Despite the bleak nature of the book, it is a must read book as it is a story that humanity needs to understand. Coincidentally, around the time i was wrapping up this book, I also heard about the controversy surrounding REDD which is now the new green. While voices like Jane Goodall, Wangari Mathai are coming out in favor of REDD (Reduced Emissions from Deforestation and forest Degradation), what about the indigenous people everywhere? There was a time when they were evicted as the world needed to clear out their forests. Now are they facing eviction as the world decides to protect their forests lands? I don't know the answer and I haven't studied the issue in-depth - but when I heard the Ecuadorian President say he was in favor of REDD despite protests from the indigenous people, I couldn't help thinking about the novel I just finished.

Friday, December 3, 2010

OBOC - Dominican Republic

Other than the fact that sportsmen from the Dominican Republic are legendary in Baseball in America, I have to accept that there was nothing more I knew about both Baseball and the Dominican Republic! "The brief wondrous life of Oscar Wao", the pulitzer prize winning novel from Junot Diaz set to fix at least one of those knowledge gaps.  And just when I was feeling embarrassed about not even knowing that the US occupied the DR between 1916-24, Diaz assures me not to worry as a 100 years from now, no one will remember the occupation of Iraq! Collective Amnesia is a byproduct of the passage of time after all.
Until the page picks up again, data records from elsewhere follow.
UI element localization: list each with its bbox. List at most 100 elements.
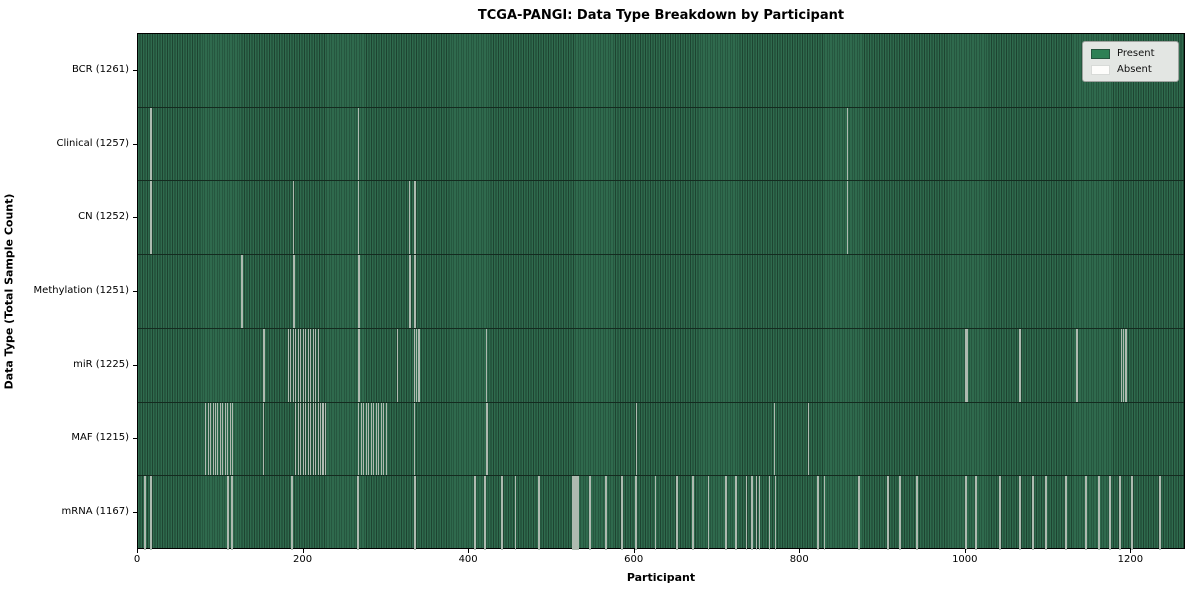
absent-mark <box>1124 328 1126 402</box>
absent-mark <box>573 476 575 550</box>
absent-mark <box>242 255 244 328</box>
y-tick <box>133 217 137 219</box>
absent-mark <box>576 476 578 550</box>
absent-mark <box>295 328 297 402</box>
x-tick-label: 1200 <box>1117 554 1144 565</box>
absent-mark <box>418 328 420 402</box>
absent-mark <box>1032 476 1034 550</box>
legend-entry-absent: Absent <box>1091 64 1170 75</box>
absent-mark <box>589 476 591 550</box>
absent-mark <box>635 476 637 550</box>
heatmap-row-miR <box>138 328 1184 403</box>
absent-mark <box>484 476 486 550</box>
absent-mark <box>290 328 292 402</box>
absent-mark <box>297 328 299 402</box>
absent-mark <box>1046 476 1048 550</box>
absent-mark <box>373 402 375 476</box>
absent-mark <box>317 402 319 476</box>
absent-mark <box>359 328 361 402</box>
absent-mark <box>965 328 967 402</box>
absent-mark <box>899 476 901 550</box>
absent-mark <box>321 402 323 476</box>
plot-area: Present Absent <box>137 33 1185 550</box>
absent-mark <box>310 402 312 476</box>
y-tick-label: CN (1252) <box>78 211 129 223</box>
absent-mark <box>887 476 889 550</box>
absent-mark <box>149 107 151 181</box>
absent-mark <box>292 328 294 402</box>
absent-mark <box>1075 328 1077 402</box>
absent-mark <box>149 181 151 255</box>
absent-mark <box>774 476 776 550</box>
absent-mark <box>735 476 737 550</box>
absent-mark <box>724 476 726 550</box>
absent-mark <box>315 402 317 476</box>
absent-mark <box>360 402 362 476</box>
absent-mark <box>413 328 415 402</box>
absent-mark <box>151 107 153 181</box>
absent-mark <box>300 402 302 476</box>
absent-mark <box>758 476 760 550</box>
absent-mark <box>385 402 387 476</box>
absent-mark <box>1076 328 1078 402</box>
x-tick <box>302 549 304 553</box>
absent-mark <box>622 476 624 550</box>
absent-mark <box>150 181 152 255</box>
absent-mark <box>230 476 232 550</box>
absent-mark <box>380 402 382 476</box>
y-tick <box>133 438 137 440</box>
absent-mark <box>212 402 214 476</box>
heatmap-row-CN <box>138 181 1184 256</box>
absent-mark <box>1019 476 1021 550</box>
y-tick <box>133 364 137 366</box>
absent-mark <box>575 476 577 550</box>
absent-swatch <box>1091 64 1110 75</box>
absent-mark <box>358 255 360 328</box>
absent-mark <box>964 328 966 402</box>
absent-mark <box>370 402 372 476</box>
absent-mark <box>397 328 399 402</box>
absent-mark <box>151 476 153 550</box>
absent-mark <box>214 402 216 476</box>
absent-mark <box>415 255 417 328</box>
absent-mark <box>300 328 302 402</box>
absent-mark <box>315 328 317 402</box>
absent-mark <box>1099 476 1101 550</box>
absent-mark <box>222 402 224 476</box>
absent-mark <box>1132 476 1134 550</box>
absent-mark <box>1119 476 1121 550</box>
absent-mark <box>484 476 486 550</box>
absent-mark <box>1019 328 1021 402</box>
absent-mark <box>325 402 327 476</box>
absent-mark <box>745 476 747 550</box>
absent-mark <box>1032 476 1034 550</box>
absent-mark <box>302 402 304 476</box>
x-tick <box>137 549 138 553</box>
absent-mark <box>358 107 360 181</box>
absent-mark <box>241 255 243 328</box>
absent-mark <box>502 476 504 550</box>
absent-mark <box>571 476 573 550</box>
absent-mark <box>419 328 421 402</box>
absent-mark <box>634 476 636 550</box>
absent-mark <box>292 255 294 328</box>
x-tick <box>964 549 966 553</box>
x-tick-label: 800 <box>789 554 809 565</box>
y-tick <box>133 143 137 145</box>
absent-mark <box>359 255 361 328</box>
x-tick <box>1130 549 1132 553</box>
absent-mark <box>816 476 818 550</box>
y-tick-label: BCR (1261) <box>71 63 129 75</box>
x-tick <box>468 549 470 553</box>
absent-mark <box>414 328 416 402</box>
absent-mark <box>474 476 476 550</box>
absent-mark <box>676 476 678 550</box>
absent-mark <box>317 328 319 402</box>
absent-mark <box>293 255 295 328</box>
y-tick-label: mRNA (1167) <box>61 506 129 518</box>
x-tick-label: 0 <box>133 554 141 565</box>
absent-mark <box>307 402 309 476</box>
absent-mark <box>287 328 289 402</box>
absent-mark <box>323 402 325 476</box>
absent-mark <box>291 476 293 550</box>
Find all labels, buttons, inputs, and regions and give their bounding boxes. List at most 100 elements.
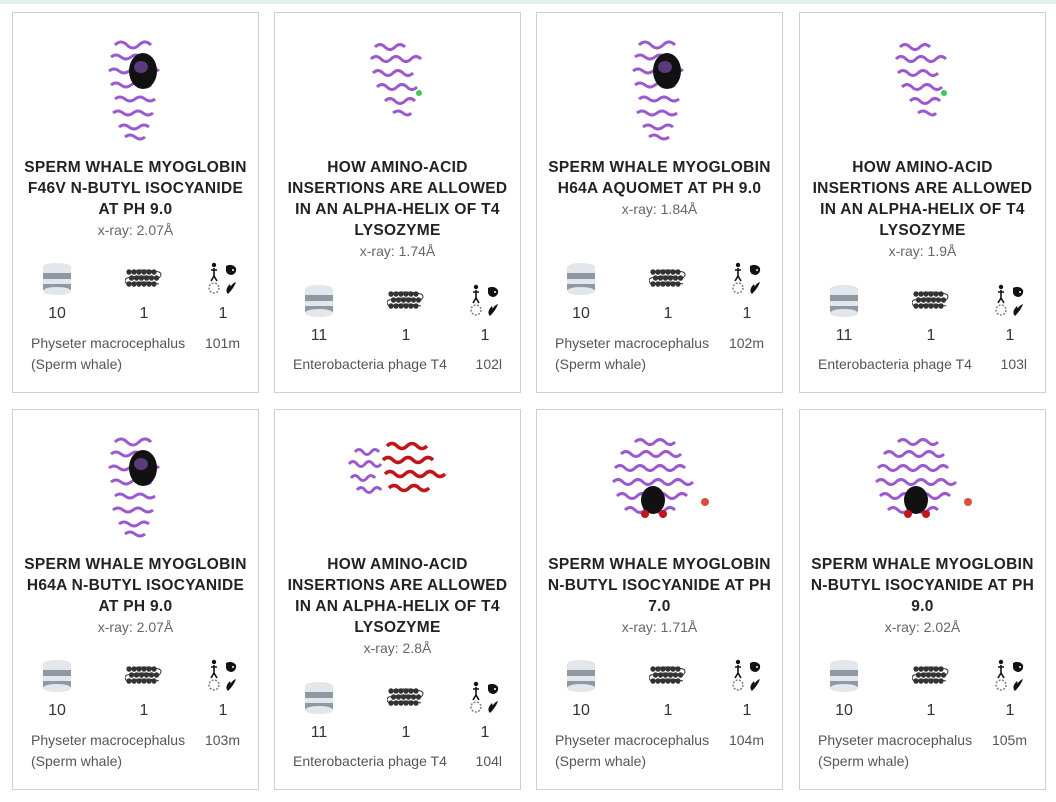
database-icon [814, 281, 874, 321]
chains-count: 1 [926, 327, 936, 344]
myoglobin-structure-image[interactable] [537, 37, 782, 153]
resolution-text: x-ray: 1.84Å [621, 201, 698, 217]
organism-name[interactable]: Enterobacteria phage T4 [293, 356, 447, 372]
chains-stat[interactable]: 1 [901, 281, 961, 345]
structure-card[interactable]: SPERM WHALE MYOGLOBIN F46V N-BUTYL ISOCY… [12, 12, 259, 393]
organism-icon [193, 656, 253, 696]
organisms-stat[interactable]: 1 [455, 678, 515, 742]
chains-stat[interactable]: 1 [638, 656, 698, 720]
organism-icon [193, 259, 253, 299]
organism-name[interactable]: Enterobacteria phage T4 [818, 356, 972, 372]
pdb-id-link[interactable]: 101m [204, 335, 240, 351]
structure-card[interactable]: HOW AMINO-ACID INSERTIONS ARE ALLOWED IN… [274, 12, 521, 393]
assemblies-stat[interactable]: 11 [289, 281, 349, 345]
organisms-count: 1 [480, 327, 490, 344]
structure-card[interactable]: SPERM WHALE MYOGLOBIN N-BUTYL ISOCYANIDE… [536, 409, 783, 790]
assemblies-stat[interactable]: 10 [551, 656, 611, 720]
polymer-chain-icon [638, 656, 698, 696]
lysozyme-structure-image[interactable] [800, 37, 1045, 153]
chains-count: 1 [663, 702, 673, 719]
organism-name[interactable]: Physeter macrocephalus (Sperm whale) [555, 732, 710, 769]
entry-title-text[interactable]: SPERM WHALE MYOGLOBIN H64A N-BUTYL ISOCY… [24, 556, 247, 615]
entry-title-text[interactable]: HOW AMINO-ACID INSERTIONS ARE ALLOWED IN… [287, 159, 508, 239]
myoglobin-structure-image[interactable] [13, 434, 258, 550]
chains-stat[interactable]: 1 [638, 259, 698, 323]
structure-card[interactable]: SPERM WHALE MYOGLOBIN H64A N-BUTYL ISOCY… [12, 409, 259, 790]
entry-title-text[interactable]: SPERM WHALE MYOGLOBIN F46V N-BUTYL ISOCY… [24, 159, 247, 218]
polymer-chain-icon [376, 281, 436, 321]
assemblies-count: 10 [572, 702, 590, 719]
pdb-id-link[interactable]: 103l [1000, 356, 1027, 372]
organisms-count: 1 [218, 702, 228, 719]
database-icon [27, 656, 87, 696]
entry-title-text[interactable]: SPERM WHALE MYOGLOBIN N-BUTYL ISOCYANIDE… [547, 556, 772, 615]
organism-icon [980, 656, 1040, 696]
pdb-id-link[interactable]: 103m [204, 732, 240, 748]
polymer-chain-icon [114, 259, 174, 299]
myoglobin-round-structure-image[interactable] [800, 434, 1045, 550]
pdb-id-link[interactable]: 104l [475, 753, 502, 769]
lysozyme-dimer-structure-image[interactable] [275, 434, 520, 550]
entry-stats: 10 1 1 [800, 656, 1045, 726]
entry-title[interactable]: HOW AMINO-ACID INSERTIONS ARE ALLOWED IN… [283, 157, 512, 262]
entry-title-text[interactable]: HOW AMINO-ACID INSERTIONS ARE ALLOWED IN… [287, 556, 508, 636]
assemblies-stat[interactable]: 10 [27, 656, 87, 720]
pdb-id-link[interactable]: 102m [728, 335, 764, 351]
organisms-stat[interactable]: 1 [455, 281, 515, 345]
assemblies-stat[interactable]: 10 [814, 656, 874, 720]
organism-name[interactable]: Enterobacteria phage T4 [293, 753, 447, 769]
entry-title[interactable]: SPERM WHALE MYOGLOBIN N-BUTYL ISOCYANIDE… [808, 554, 1037, 638]
entry-title-text[interactable]: SPERM WHALE MYOGLOBIN N-BUTYL ISOCYANIDE… [810, 556, 1035, 615]
organisms-stat[interactable]: 1 [980, 656, 1040, 720]
chains-stat[interactable]: 1 [114, 656, 174, 720]
pdb-id-link[interactable]: 102l [475, 356, 502, 372]
entry-title[interactable]: SPERM WHALE MYOGLOBIN N-BUTYL ISOCYANIDE… [545, 554, 774, 638]
resolution-text: x-ray: 2.8Å [363, 640, 432, 656]
organisms-stat[interactable]: 1 [717, 259, 777, 323]
entry-title-text[interactable]: SPERM WHALE MYOGLOBIN H64A AQUOMET AT PH… [548, 159, 771, 197]
structure-card[interactable]: SPERM WHALE MYOGLOBIN N-BUTYL ISOCYANIDE… [799, 409, 1046, 790]
chains-stat[interactable]: 1 [114, 259, 174, 323]
organism-name[interactable]: Physeter macrocephalus (Sperm whale) [31, 732, 186, 769]
database-icon [289, 678, 349, 718]
assemblies-count: 10 [835, 702, 853, 719]
organisms-stat[interactable]: 1 [193, 656, 253, 720]
assemblies-stat[interactable]: 11 [814, 281, 874, 345]
lysozyme-structure-image[interactable] [275, 37, 520, 153]
assemblies-stat[interactable]: 11 [289, 678, 349, 742]
organism-name[interactable]: Physeter macrocephalus (Sperm whale) [31, 335, 186, 372]
entry-title[interactable]: HOW AMINO-ACID INSERTIONS ARE ALLOWED IN… [808, 157, 1037, 262]
resolution-text: x-ray: 2.02Å [884, 619, 961, 635]
chains-stat[interactable]: 1 [376, 281, 436, 345]
polymer-chain-icon [376, 678, 436, 718]
pdb-id-link[interactable]: 105m [991, 732, 1027, 748]
organisms-count: 1 [480, 724, 490, 741]
assemblies-stat[interactable]: 10 [551, 259, 611, 323]
assemblies-stat[interactable]: 10 [27, 259, 87, 323]
organisms-count: 1 [1005, 327, 1015, 344]
entry-title[interactable]: SPERM WHALE MYOGLOBIN H64A N-BUTYL ISOCY… [21, 554, 250, 638]
structure-card[interactable]: HOW AMINO-ACID INSERTIONS ARE ALLOWED IN… [274, 409, 521, 790]
entry-title[interactable]: SPERM WHALE MYOGLOBIN H64A AQUOMET AT PH… [545, 157, 774, 220]
entry-title[interactable]: SPERM WHALE MYOGLOBIN F46V N-BUTYL ISOCY… [21, 157, 250, 241]
entry-stats: 10 1 1 [537, 656, 782, 726]
organisms-stat[interactable]: 1 [717, 656, 777, 720]
pdb-id-link[interactable]: 104m [728, 732, 764, 748]
assemblies-count: 10 [572, 305, 590, 322]
chains-stat[interactable]: 1 [901, 656, 961, 720]
chains-count: 1 [401, 327, 411, 344]
chains-stat[interactable]: 1 [376, 678, 436, 742]
entry-title[interactable]: HOW AMINO-ACID INSERTIONS ARE ALLOWED IN… [283, 554, 512, 659]
chains-count: 1 [401, 724, 411, 741]
myoglobin-round-structure-image[interactable] [537, 434, 782, 550]
myoglobin-structure-image[interactable] [13, 37, 258, 153]
organisms-stat[interactable]: 1 [980, 281, 1040, 345]
entry-title-text[interactable]: HOW AMINO-ACID INSERTIONS ARE ALLOWED IN… [812, 159, 1033, 239]
database-icon [814, 656, 874, 696]
organism-name[interactable]: Physeter macrocephalus (Sperm whale) [555, 335, 710, 372]
organisms-stat[interactable]: 1 [193, 259, 253, 323]
structure-card[interactable]: SPERM WHALE MYOGLOBIN H64A AQUOMET AT PH… [536, 12, 783, 393]
assemblies-count: 10 [48, 305, 66, 322]
structure-card[interactable]: HOW AMINO-ACID INSERTIONS ARE ALLOWED IN… [799, 12, 1046, 393]
organism-name[interactable]: Physeter macrocephalus (Sperm whale) [818, 732, 973, 769]
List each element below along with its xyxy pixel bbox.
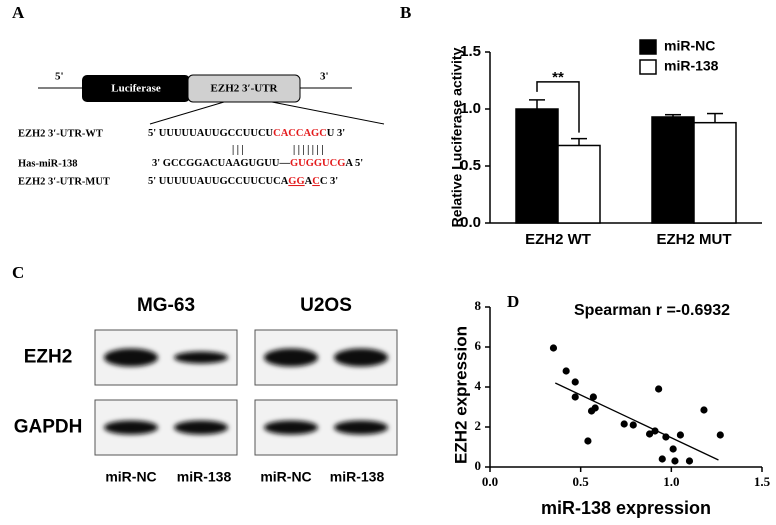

The novel is a chronicle of the life of Oscar de Leon as narrated by his sister Lola and Yunior (Lola's ex boyfriend and Oscar's roommate in Rutgers). Oscar is the antithesis of everything a stereotypical Dominican male is expected to be - he is overweight, no athlete, nerdy, obsessed with the "genres" (or speculative fiction as it is called these days), and certainly has no success with women. Growing up in Paterson, New Jersey Oscar's life is condemned to loneliness which he fills by writing profusely stories centered around the end of the world.

Intertwined with this story, is the story of Oscar and Lola's mother Beli, whom we first meet as the overworked, domineering, cancer stricken, iron fisted, rebellion crushing, single immigrant mom struggling to keep her family together in America, and you almost have no sympathy for her. As the story moves from Jersey to Santo Domingo we get a completely different glimpse of the young Beli and her father Abelard and how their life was affected by the iron handed dictator Trujillo. Despite the title, this story is as much Beli's story as it is Oscar's. As we follow along Oscar as he moves from Jersey to the DR on the trail of the only woman who gives him the time of day and a bit more than that, we follow Beli's life in reverse. The DR is as much a character in this story as any of the others. We get a great glimpse into the socio political, cultural history of the DR replete with fukus (curses) and zafas (counter spells). 


While Oscar's story could be just another story of an immigrant nerd who is trying to fit in, where it stands out is in Junot Diaz's rawness.  He doesn't shy away from the tragic, violent ending. The writing style was so fresh and Yunior's voice narrating this story is testimony to Diaz's talent. Yunior is in every sense the complete opposite of Oscar - not as well read, profane, extremely successful with women, cool, and raw - yet at the same time seems to have a sensitivity and understanding of Oscar that it simply works!

Moving seamlessly from the present to the past, from Spanish to English, from profanity to the references and tributes to Tolkien, from the trivialities of everyday life to magical realism, from an adolescent's wet dreams to dying for love, Diaz triumphs! Ultimately, this is a coming of age story of both the cerebral ghetto nerd and the machismo casanova, the former fatally facing his fuku and the latter narrating the story as a zafa to his own fuku.